SYNOPSIS : Tom Cloud (Robert Sterling) et son jeune frère Jeff (John Drew Barrymore) s’occupent de leur ranch, dont le bétail est régulièrement volé par des propriétaires voisins malhonnêtes. C’est alors qu’apparaît James, leur troisième frère, connu comme bandit sous le nom de Kid Wichita. Désirant avoir sa part du ranch, Wichita déploie des manières expéditives contre les ennemis de Tom, tout en tournant un peu trop autour de Kathleen Boyce (Cathy Downs), femme mal mariée dont Tom est épris.



POINT DE VUE

Robert PrestonEn 1950, la compagnie fondée par George Templeton et Alan Le May produit deux modestes westerns, Les cavaliers du crépuscule, réalisé par Templeton et La vallée du solitaire, réalisé par Le May (peut-être aidé à la mise en scène par Tempeton). Le May signe également les scénarii, tandis que certains acteurs participent aux deux métrages (Frank Cordell, Jack Elam, Clem Fuller, John Drew Barrymore, Dave Kashner et Chill Wills). On retrouve le thème des frères ennemis, l’un bon, l’un mauvais dans bien des westerns, dont Libre comme le vent (Robert Parrish, 1958) Le salaire de la violence (Phil Karlson, 1958) et même Le temps du massacre (Lucio Fulci, 1966). La différence dans Les cavaliers du crépuscule vient du fait que les actes répréhensibles de James, loin de nuire à Tom, lui profitent. Non seulement James accroit le bétail du ranch, mais élimine aussi les adversaires de Tom ; que ce soient des éleveurs lui volant ses bêtes ou un mari bien gênant. Tom fait montre d’une passivité que l’on pourrait interpréter comme de la complicité, avant de réaliser que son frère va trop loin et qu’il est temps d’y mettre le holà.

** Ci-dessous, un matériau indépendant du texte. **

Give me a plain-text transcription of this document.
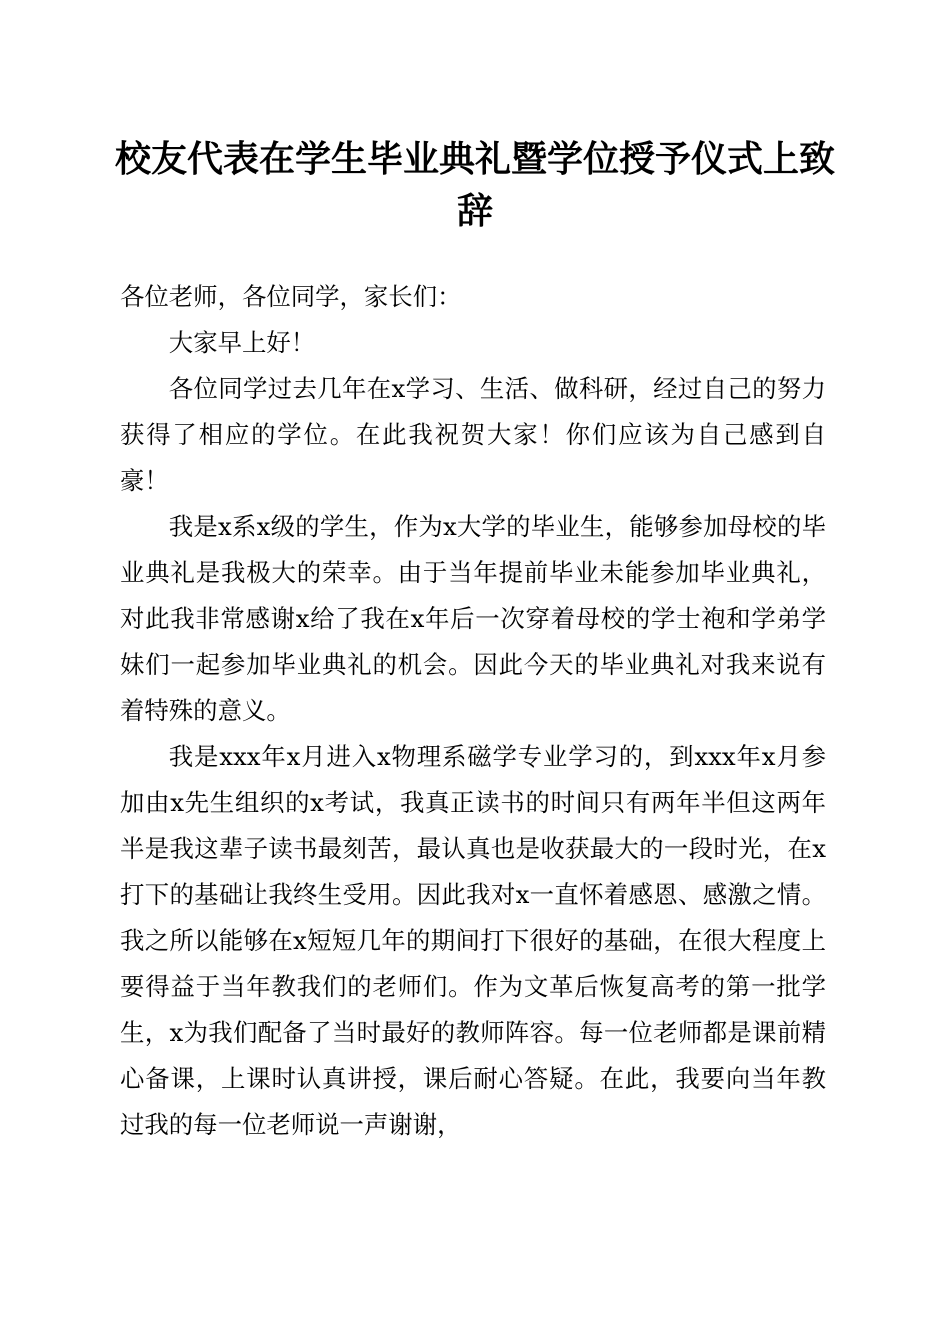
校友代表在学生毕业典礼暨学位授予仪式上致辞

各位老师，各位同学，家长们：

大家早上好！

各位同学过去几年在x学习、生活、做科研，经过自己的努力获得了相应的学位。在此我祝贺大家！你们应该为自己感到自豪！

我是x系x级的学生，作为x大学的毕业生，能够参加母校的毕业典礼是我极大的荣幸。由于当年提前毕业未能参加毕业典礼，对此我非常感谢x给了我在x年后一次穿着母校的学士袍和学弟学妹们一起参加毕业典礼的机会。因此今天的毕业典礼对我来说有着特殊的意义。

我是xxx年x月进入x物理系磁学专业学习的，到xxx年x月参加由x先生组织的x考试，我真正读书的时间只有两年半但这两年半是我这辈子读书最刻苦，最认真也是收获最大的一段时光，在x打下的基础让我终生受用。因此我对x一直怀着感恩、感激之情。我之所以能够在x短短几年的期间打下很好的基础，在很大程度上要得益于当年教我们的老师们。作为文革后恢复高考的第一批学生，x为我们配备了当时最好的教师阵容。每一位老师都是课前精心备课，上课时认真讲授，课后耐心答疑。在此，我要向当年教过我的每一位老师说一声谢谢，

Un film a des chances d’être réussi quand le méchant est plus charismatique que le gentil, ce qui est le cas ici. Robert Sterling incarnant Tom fait en effet pale figure, face à Robert Preston, campant un James (alias Kid Wichita) qui en impose. Désinvolte, d’humeur joyeuse, James n’est pas sans évoquer Dempsey Rae, joué par Kirk Douglas dans L’homme qui n’a pas d’étoile (King Vidor, 1955). Tous deux aiment pousser la chansonnette, Wichita s’amusant à narguer à la guitare Earl Boyce (Jack Elam), un mari peu attirant que la femme Kathleen (Cathy Downs) n’aime pas, tandis que Rae, muni d’un banjo attisait la susceptibilité de Reed Bowman (Jeanne Crain) dans un saloon. Tous deux servent de modèle à quelqu’un de plus jeune, Wichita apprenant le tir à son petit frère Jeff (John Drew Barrymore), tandis que Rae faisait de même avec l’inexpérimenté Jeff Jimson (William Campbell). Mais surtout, même si l’un est du côté du mal, tandis que l’autre penche vers le bien, Wichita et Rae ont une vision passéiste du monde dans lequel ils vivent. Le premier pense pouvoir régler tous les problèmes sans impunité avec un revolver, comme au temps de l’Ouest sauvage où la loi n’était pas encore là pour imposer des règles. Le second, nostalgique des grands espaces, ne supporte pas les barbelés, déplaisant témoignage d’une évolution industrielle galopante.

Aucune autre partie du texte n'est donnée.